Monday morning, I rose before the sun. I dressed with trembling hands, whispered a prayer, and forced down a meager breakfast before rushing into the city.
The building of Robert’s Group loomed before me, taller, shinier, more imposing than I remembered. Its glass walls reflected the morning light like a mirror to the heavens.
Inside, a manager greeted me with a calm smile, motioning for me to sit. “You should know something,” he said evenly. “You weren’t given the position you applied for. You were chosen for something higher. A better role.”
Shock jolted through me. My heart raced as he stood and led me toward the elevator. “The boss will explain everything himself.”

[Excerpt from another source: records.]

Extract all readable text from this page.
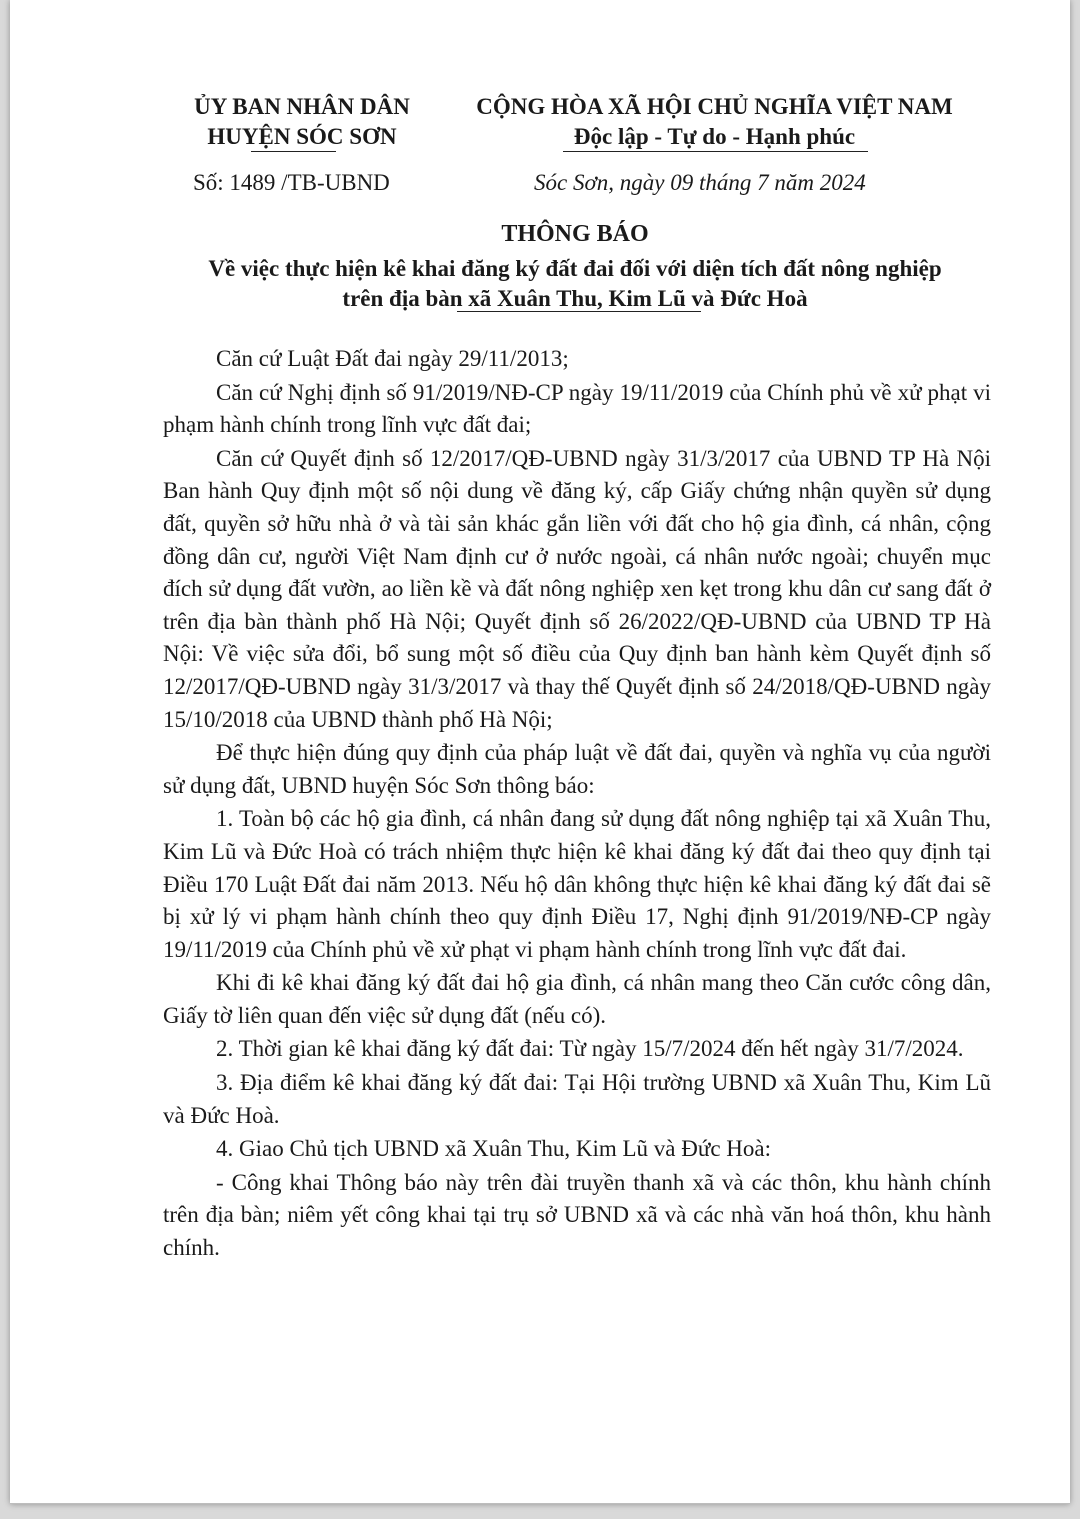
ỦY BAN NHÂN DÂN
HUYỆN SÓC SƠN
CỘNG HÒA XÃ HỘI CHỦ NGHĨA VIỆT NAM
Độc lập - Tự do - Hạnh phúc
Số: 1489 /TB-UBND	Sóc Sơn, ngày 09 tháng 7 năm 2024
THÔNG BÁO
Về việc thực hiện kê khai đăng ký đất đai đối với diện tích đất nông nghiệp
trên địa bàn xã Xuân Thu, Kim Lũ và Đức Hoà

Căn cứ Luật Đất đai ngày 29/11/2013;

Căn cứ Nghị định số 91/2019/NĐ-CP ngày 19/11/2019 của Chính phủ về xử phạt vi phạm hành chính trong lĩnh vực đất đai;

Căn cứ Quyết định số 12/2017/QĐ-UBND ngày 31/3/2017 của UBND TP Hà Nội Ban hành Quy định một số nội dung về đăng ký, cấp Giấy chứng nhận quyền sử dụng đất, quyền sở hữu nhà ở và tài sản khác gắn liền với đất cho hộ gia đình, cá nhân, cộng đồng dân cư, người Việt Nam định cư ở nước ngoài, cá nhân nước ngoài; chuyển mục đích sử dụng đất vườn, ao liền kề và đất nông nghiệp xen kẹt trong khu dân cư sang đất ở trên địa bàn thành phố Hà Nội; Quyết định số 26/2022/QĐ-UBND của UBND TP Hà Nội: Về việc sửa đổi, bổ sung một số điều của Quy định ban hành kèm Quyết định số 12/2017/QĐ-UBND ngày 31/3/2017 và thay thế Quyết định số 24/2018/QĐ-UBND ngày 15/10/2018 của UBND thành phố Hà Nội;

Để thực hiện đúng quy định của pháp luật về đất đai, quyền và nghĩa vụ của người sử dụng đất, UBND huyện Sóc Sơn thông báo:

1. Toàn bộ các hộ gia đình, cá nhân đang sử dụng đất nông nghiệp tại xã Xuân Thu, Kim Lũ và Đức Hoà có trách nhiệm thực hiện kê khai đăng ký đất đai theo quy định tại Điều 170 Luật Đất đai năm 2013. Nếu hộ dân không thực hiện kê khai đăng ký đất đai sẽ bị xử lý vi phạm hành chính theo quy định Điều 17, Nghị định 91/2019/NĐ-CP ngày 19/11/2019 của Chính phủ về xử phạt vi phạm hành chính trong lĩnh vực đất đai.

Khi đi kê khai đăng ký đất đai hộ gia đình, cá nhân mang theo Căn cước công dân, Giấy tờ liên quan đến việc sử dụng đất (nếu có).

2. Thời gian kê khai đăng ký đất đai: Từ ngày 15/7/2024 đến hết ngày 31/7/2024.

3. Địa điểm kê khai đăng ký đất đai: Tại Hội trường UBND xã Xuân Thu, Kim Lũ và Đức Hoà.

4. Giao Chủ tịch UBND xã Xuân Thu, Kim Lũ và Đức Hoà:

- Công khai Thông báo này trên đài truyền thanh xã và các thôn, khu hành chính trên địa bàn; niêm yết công khai tại trụ sở UBND xã và các nhà văn hoá thôn, khu hành chính.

The ride to the top floor felt endless. My thoughts swirled violently, questions tearing through me. Why me? What kind of role? What awaited me beyond those gleaming doors?
And then they opened.
The executive office spread before me polished floors, sleek furniture, a panoramic view of the city that made my knees weak. It was the kind of place where power breathed, where silence itself bowed.
And then the air shifted.
He arrived.
The moment he stepped inside, the room itself seemed to bend to him. My lungs constricted. My heart lurched painfully against my ribs.
I lifted my head.
And recognition struck like lightning.
It was him.
The man from the hotel suite and the cafe. The one who had humiliated me. The one whose wrath still burned in my memory.
The billionaire.
Steve Robert.
My new boss.
And as his dark, unreadable eyes locked on mine, I knew my life would never be the same again.